Main Duties and Responsibilities
- As the Security Operations Engineering Lead you will:
- Implement, maintain, develop and improve SOC related infrastructure and technologies (SIEM, IDS/IPS, AV, WAF, NAC etc).
- Lead the engineering element of the SOC Team and manage resources effectively.
- Mentor other members of the SOC Operations and Engineering Team.
- Ensure platform and technology stability.
- Ensure that the availability of the platforms exceeds contractual obligations.
- Assist in the development and design of SOC technology architectures and services.
- Provide security architecture support to the Advanced Professional Services Team.
- Provide technical security consultancy to Advanced’s internal and customer projects.
The ideal candidate will bring with them/be:
- An Open & consultative style.
- An ability adapt to change in fast pace environments.
- A Strong attention to detail.
- Understand Technology is driven by business need.
- Able to challenge constructively.
- A completer / finisher.
- A strong sense of accountability.
- Inclusive in approach to team management.
- Confidence in own ability and decision making.
- Strong focus on facts and analysis to support decisions.
- Able to manage complex and large scale technical solutions.

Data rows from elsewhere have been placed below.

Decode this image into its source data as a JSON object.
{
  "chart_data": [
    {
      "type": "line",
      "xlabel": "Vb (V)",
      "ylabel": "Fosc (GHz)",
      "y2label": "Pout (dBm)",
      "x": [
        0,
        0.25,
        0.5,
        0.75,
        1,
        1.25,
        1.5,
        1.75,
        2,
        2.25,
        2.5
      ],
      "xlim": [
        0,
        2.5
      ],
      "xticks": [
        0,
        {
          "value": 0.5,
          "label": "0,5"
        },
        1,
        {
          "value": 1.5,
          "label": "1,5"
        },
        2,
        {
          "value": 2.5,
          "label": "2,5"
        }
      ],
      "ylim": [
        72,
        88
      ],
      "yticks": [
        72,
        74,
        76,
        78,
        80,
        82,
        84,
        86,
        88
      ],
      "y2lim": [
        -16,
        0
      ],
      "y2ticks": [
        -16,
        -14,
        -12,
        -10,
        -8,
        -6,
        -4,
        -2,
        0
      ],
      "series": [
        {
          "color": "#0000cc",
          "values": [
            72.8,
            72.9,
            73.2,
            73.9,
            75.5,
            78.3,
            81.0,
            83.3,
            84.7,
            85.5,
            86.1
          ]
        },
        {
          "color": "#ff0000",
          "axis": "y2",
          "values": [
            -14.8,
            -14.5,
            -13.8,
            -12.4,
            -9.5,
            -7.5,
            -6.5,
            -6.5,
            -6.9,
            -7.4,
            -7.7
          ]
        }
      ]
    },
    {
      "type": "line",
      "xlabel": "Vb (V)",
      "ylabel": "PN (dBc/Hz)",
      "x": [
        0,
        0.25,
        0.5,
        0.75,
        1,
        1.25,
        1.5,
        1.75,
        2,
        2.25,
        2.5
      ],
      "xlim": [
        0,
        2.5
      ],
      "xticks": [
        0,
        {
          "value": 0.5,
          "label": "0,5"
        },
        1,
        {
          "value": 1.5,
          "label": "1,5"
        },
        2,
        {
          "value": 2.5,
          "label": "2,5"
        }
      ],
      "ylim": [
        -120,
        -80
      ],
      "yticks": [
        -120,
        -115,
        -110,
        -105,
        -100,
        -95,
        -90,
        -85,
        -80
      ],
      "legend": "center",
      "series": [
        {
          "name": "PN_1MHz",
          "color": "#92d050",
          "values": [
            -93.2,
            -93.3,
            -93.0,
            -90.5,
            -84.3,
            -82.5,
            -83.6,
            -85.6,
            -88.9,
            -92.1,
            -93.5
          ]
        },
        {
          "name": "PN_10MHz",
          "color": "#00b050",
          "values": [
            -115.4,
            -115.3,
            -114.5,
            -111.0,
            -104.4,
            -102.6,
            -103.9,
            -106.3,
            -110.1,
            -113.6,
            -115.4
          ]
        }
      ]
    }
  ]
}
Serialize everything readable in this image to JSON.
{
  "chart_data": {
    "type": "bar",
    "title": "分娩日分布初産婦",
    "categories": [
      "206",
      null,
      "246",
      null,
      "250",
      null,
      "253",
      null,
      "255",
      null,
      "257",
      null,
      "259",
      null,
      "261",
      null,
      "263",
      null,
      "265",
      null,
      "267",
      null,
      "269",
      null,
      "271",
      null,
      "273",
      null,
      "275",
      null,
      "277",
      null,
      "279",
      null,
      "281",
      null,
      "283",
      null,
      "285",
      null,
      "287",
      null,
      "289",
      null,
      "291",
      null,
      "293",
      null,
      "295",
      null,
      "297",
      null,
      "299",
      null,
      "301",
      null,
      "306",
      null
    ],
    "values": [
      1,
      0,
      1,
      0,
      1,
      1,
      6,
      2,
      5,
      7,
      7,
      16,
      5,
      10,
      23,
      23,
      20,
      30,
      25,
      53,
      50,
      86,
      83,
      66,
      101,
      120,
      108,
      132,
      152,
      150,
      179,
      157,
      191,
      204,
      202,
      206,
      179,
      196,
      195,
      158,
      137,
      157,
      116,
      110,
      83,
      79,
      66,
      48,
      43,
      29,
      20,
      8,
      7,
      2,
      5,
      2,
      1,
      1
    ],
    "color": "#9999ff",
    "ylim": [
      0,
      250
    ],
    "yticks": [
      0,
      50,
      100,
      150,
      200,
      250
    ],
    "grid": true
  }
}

- Able to manage their time effectively.
- Able to manage projects.
Knowledge and Experience
- Knowledge and hands-on experience in management of IDS/IPS, Firewalls, Anti-Virus solutions, WAFs, NAC, DLP, Vulnerability Assessment tools, VPN, and other security products.
- Experience with managing and maintaining Security Information Event Management (SIEM) tools, and supporting technologies.
- Knowledge and hands-on experience installing, configuring and fault finding SIEM solutions.
- Experience of the assessment and creation of SIEM correlation rules in order to implement GPG13 guidance.
- Security incident investigation and response.
- Experience designing and integrating SOC solutions for new and existing customers.
- Experience or ability to design / architect security solutions.
- Experience in providing technical security consultancy to projects and solutions architects.
- Should have expertise on TCP/IP network traffic and event log analysis
- Knowledge of ITIL disciplines such as Incident, Problem and Change Management
- Ability to influence senior management.
- Strong analytical skills.
- Broad technical knowledge (applications & infrastructure).
- Strong written and verbal communications and presentation skills.
- Strong leadership and negotiation skills.
- Willingness to learn new technologies and ability to apply that learning.
- Cloud security experience.
- Red team experience.
Education / Qualifications
Preferably educated to Degree level or similar business based experience.
ISC2 and GIAC certifications are an advantage.